Curbing carbon emissions
The EPA stick of intervention should move Congress to act
At the Copenhagen climate conference on Wednesday, Environmental Protection Agency Administrator Lisa P. Jackson declared 2009 to be when the U.S. government finally began to seriously address greenhouse gas emissions. The reason? Her formal finding on Monday that carbon emissions pose a danger to the health and welfare of Americans, a step toward restricting the sources that produce them.
Democrats and environmental groups immediately lauded the decision, while Republicans and business groups condemned it, arguing that it would lead to complicated, productivity-killing regulation.
Critics are correct to point out that EPA regulation under the Clean Air Act isn't the most efficient way to clamp down on carbon emissions, absent broader congressional action.
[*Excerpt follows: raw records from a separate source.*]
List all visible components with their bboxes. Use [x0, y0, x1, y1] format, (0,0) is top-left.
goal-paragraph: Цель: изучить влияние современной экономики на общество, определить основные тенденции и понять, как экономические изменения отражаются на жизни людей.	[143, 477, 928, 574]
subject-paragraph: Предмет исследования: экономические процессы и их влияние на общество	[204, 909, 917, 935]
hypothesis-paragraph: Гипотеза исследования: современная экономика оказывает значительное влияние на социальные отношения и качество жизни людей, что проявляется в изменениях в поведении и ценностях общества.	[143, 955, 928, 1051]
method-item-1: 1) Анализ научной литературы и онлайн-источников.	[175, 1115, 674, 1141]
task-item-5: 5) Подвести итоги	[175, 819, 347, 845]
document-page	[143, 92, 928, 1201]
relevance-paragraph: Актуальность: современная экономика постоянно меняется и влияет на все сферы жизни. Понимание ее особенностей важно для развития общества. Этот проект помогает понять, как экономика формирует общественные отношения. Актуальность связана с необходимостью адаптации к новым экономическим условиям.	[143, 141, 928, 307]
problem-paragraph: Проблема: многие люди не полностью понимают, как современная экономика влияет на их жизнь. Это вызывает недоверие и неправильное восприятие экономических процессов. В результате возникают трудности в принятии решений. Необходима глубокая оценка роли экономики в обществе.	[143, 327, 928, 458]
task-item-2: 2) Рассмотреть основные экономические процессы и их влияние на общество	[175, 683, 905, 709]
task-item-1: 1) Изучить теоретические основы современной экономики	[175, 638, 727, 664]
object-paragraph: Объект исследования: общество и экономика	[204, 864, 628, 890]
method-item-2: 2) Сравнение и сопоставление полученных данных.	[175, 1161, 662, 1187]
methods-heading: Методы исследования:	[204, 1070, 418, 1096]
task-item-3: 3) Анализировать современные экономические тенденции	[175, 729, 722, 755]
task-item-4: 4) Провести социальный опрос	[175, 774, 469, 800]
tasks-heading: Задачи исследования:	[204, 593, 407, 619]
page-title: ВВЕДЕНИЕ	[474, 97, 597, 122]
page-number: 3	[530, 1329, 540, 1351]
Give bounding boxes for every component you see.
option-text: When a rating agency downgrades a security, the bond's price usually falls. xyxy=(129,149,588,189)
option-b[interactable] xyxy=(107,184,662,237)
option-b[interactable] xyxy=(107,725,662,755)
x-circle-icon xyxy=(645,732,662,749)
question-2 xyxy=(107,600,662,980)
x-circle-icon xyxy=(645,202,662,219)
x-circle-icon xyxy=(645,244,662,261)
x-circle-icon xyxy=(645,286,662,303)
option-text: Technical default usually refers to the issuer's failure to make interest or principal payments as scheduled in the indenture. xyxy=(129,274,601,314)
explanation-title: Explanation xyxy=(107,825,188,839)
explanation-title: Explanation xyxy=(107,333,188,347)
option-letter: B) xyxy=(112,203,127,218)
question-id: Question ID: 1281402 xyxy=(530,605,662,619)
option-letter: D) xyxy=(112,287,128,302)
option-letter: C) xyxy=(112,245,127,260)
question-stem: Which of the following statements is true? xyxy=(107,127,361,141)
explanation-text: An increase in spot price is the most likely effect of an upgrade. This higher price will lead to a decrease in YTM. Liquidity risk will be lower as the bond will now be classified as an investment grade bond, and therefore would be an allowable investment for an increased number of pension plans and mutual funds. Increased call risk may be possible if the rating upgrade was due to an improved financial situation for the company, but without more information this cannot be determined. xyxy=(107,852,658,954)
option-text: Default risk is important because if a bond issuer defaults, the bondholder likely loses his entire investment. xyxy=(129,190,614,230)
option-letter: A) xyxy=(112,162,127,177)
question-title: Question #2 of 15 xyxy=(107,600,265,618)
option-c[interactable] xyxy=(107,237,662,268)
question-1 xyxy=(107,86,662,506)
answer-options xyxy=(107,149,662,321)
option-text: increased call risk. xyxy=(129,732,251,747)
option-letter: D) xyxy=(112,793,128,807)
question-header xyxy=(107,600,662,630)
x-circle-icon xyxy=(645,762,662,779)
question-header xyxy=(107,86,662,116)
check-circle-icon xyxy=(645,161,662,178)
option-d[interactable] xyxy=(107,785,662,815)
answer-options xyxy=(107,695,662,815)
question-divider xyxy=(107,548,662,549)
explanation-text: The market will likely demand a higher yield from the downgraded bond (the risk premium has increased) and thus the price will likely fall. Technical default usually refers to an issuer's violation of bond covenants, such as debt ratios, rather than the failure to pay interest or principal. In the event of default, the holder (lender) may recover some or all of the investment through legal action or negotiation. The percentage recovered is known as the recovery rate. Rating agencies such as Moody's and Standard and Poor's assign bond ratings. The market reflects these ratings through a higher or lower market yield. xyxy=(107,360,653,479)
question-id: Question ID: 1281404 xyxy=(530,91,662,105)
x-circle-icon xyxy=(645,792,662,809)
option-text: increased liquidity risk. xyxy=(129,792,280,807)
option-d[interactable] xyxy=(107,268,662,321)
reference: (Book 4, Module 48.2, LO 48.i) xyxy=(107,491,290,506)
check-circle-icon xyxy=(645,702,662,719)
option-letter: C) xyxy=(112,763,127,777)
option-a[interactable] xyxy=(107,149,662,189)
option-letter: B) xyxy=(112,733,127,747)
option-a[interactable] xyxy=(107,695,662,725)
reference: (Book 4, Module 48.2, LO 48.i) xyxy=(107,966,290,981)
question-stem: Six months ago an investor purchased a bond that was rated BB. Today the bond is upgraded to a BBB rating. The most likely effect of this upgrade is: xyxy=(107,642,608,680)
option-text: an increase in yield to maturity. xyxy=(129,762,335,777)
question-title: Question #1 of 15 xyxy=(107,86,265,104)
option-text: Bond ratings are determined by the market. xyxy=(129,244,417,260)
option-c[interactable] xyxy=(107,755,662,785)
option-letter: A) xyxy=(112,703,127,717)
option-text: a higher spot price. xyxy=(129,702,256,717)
EPA officials would regulate source by source, with lawsuits slowing the process and technological hurdles likely constraining action -- or making it very expensive. But that only strengthens the argument for a sensible, overarching, market-based carbon tax or cap-and-trade scheme -- which is probably the most efficient way to reduce greenhouse emissions.
Putting a gradually increasing price on carbon would spur the market to determine the least costly way to reduce America's carbon emissions, instead of allowing the EPA to regulate alone and piecemeal or Congress to pick winners and losers according to lawmakers' political calculations. Republicans, however, have generally opposed these market-based ideas, too.
Monday's announcement was most encouraging for two reasons. First, it lends plausibility to the preliminary emissions-reduction commitment that President Obama announced before the Copenhagen climate conference, a figure that the Senate has not endorsed. Second, it pressures lawmakers to offer a better alternative to EPA regulation alone.
In part because the GOP has not embraced a sensible, market-based approach, the House passed a huge and flawed climate bill over the summer. The Senate is lost in the health-care debate, its members don't seem particularly eager to take up climate change when health care is done, and its version of the legislation isn't shaping up to be much better than the House's.
The threat of the EPA regulating in Congress' stead should persuade lawmakers to look at climate-change afresh.